- Born: 24 August 1843 London, England
- Died: 2 September 1907 (aged 64) Lucerne, Switzerland
- Allegiance: United Kingdom
- Branch: British Army
- Rank: Colonel
- Unit: 20th Hussars
- Conflicts: Anglo-Egyptian War • Battle of Tel el-Kebir
- Awards: Mentioned in Despatches Order of Osmanieh, Fourth Class (Ottoman Empire)
- Spouse: Rosa Frederica Baring ​ ​(m. 1885)​
- Relations: Prince George, Duke of Cambridge (father) Sarah Fairbrother (mother)

= George FitzGeorge =

British military officer (1843–1907)

Colonel George William Adolphus FitzGeorge (24 August 1843 – 2 September 1907) was a British soldier and a great-grandson of King George III of the United Kingdom.

==Early life==
Colonel FitzGeorge was born on 24 August 1843 in London. He was the eldest of the three illegitimate sons of the 2nd Duke of Cambridge and Louisa Fairbrother (the other sons were Admiral Sir Adolphus FitzGeorge and Colonel Sir Augustus FitzGeorge). His parents subsequently went through a form of marriage in contravention of the Royal Marriages Act 1772, when his mother was pregnant with his youngest brother. Neither he nor his brothers, Adolphus FitzGeorge and Augustus FitzGeorge, held royal titles, and were ineligible to succeed to the Dukedom of Cambridge.

Through his father, he was a great-grandson of King George III of the United Kingdom and first cousin to Queen Mary. Through his mother, he was a grandson of Mary Tucker, whose maiden name may have been Phillips, and John Fairbrother, a servant in Westminster.

==Career==
In due course, following the profession of his father, he purchased a commission in the 20th Hussars.

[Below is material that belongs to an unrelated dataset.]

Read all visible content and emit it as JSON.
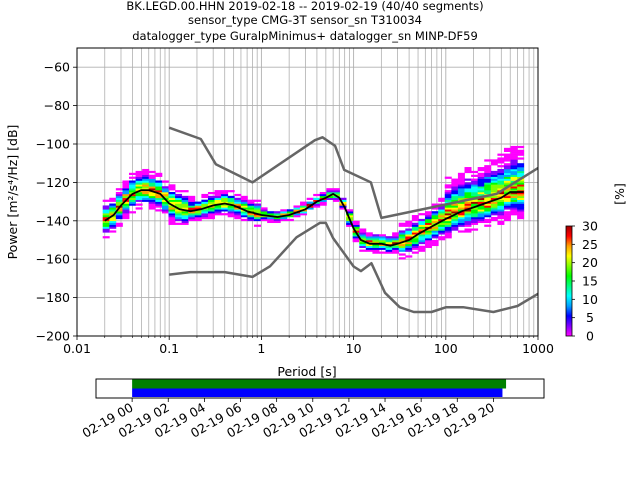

When the Egyptian Campaign of 1882 was undertaken he went out to Egypt as a Major on special service and was attached to the personal staff of General Sir Garnet Wolseley. He was present at the battle of Tel-el-Kebir, and brought home the despatches. His services in the campaign were mentioned in despatches, and he was awarded with the brevet of lieutenant colonel, the medal with clasp, the Fourth Class of the Osmanieh, and the Khedive's Star. Wolseley described him as a “horrid snob and … quite useless.”

He retired from the Army in 1895.

In 1887, he was the owner of the Sunday Times. At the request of Queen Victoria he sold the paper to Alice Ann Cornwell, who was an Australian gold mine owner.

==Personal life==
On 25 November 1885, FitzGeorge married Rosa Frederica Baring (1854–1927) in Paris. Rosa, a descendant of Sir Francis Baring of the Baring banking family, was the second daughter of William Henry Baring J.P. of Norman Court, Hants. Together, Rosa and George were the parents of three children:

- Mabel Iris FitzGeorge (1886–1976), who married Robert Balfour in 1912 and had issue (including Victor FitzGeorge-Balfour). She married secondly, to Prince Vladimir Galitzine, in 1945.
- George Daphné FitzGeorge (1889–1954), who married Sir George Foster Earle in 1915. They divorced in 1926.
- Commander George William Frederick FitzGeorge (1892–1960), who married Esther Melina Vignon in 1915. They divorced in 1927, and he married secondly to France Bellanger in 1934. They divorced in 1957.

Colonel FitzGeorge died at the Eden-house Hotel, Lucerne on 2 September 1907 after lying ill for some weeks.

===Arms===
The arms of the Fitzgeorge family were: argent, on a cross between four roses gules, a sword in pale, point upwards, proper, pommel and hilt or, on a chief arched of the second, a baton fesswise.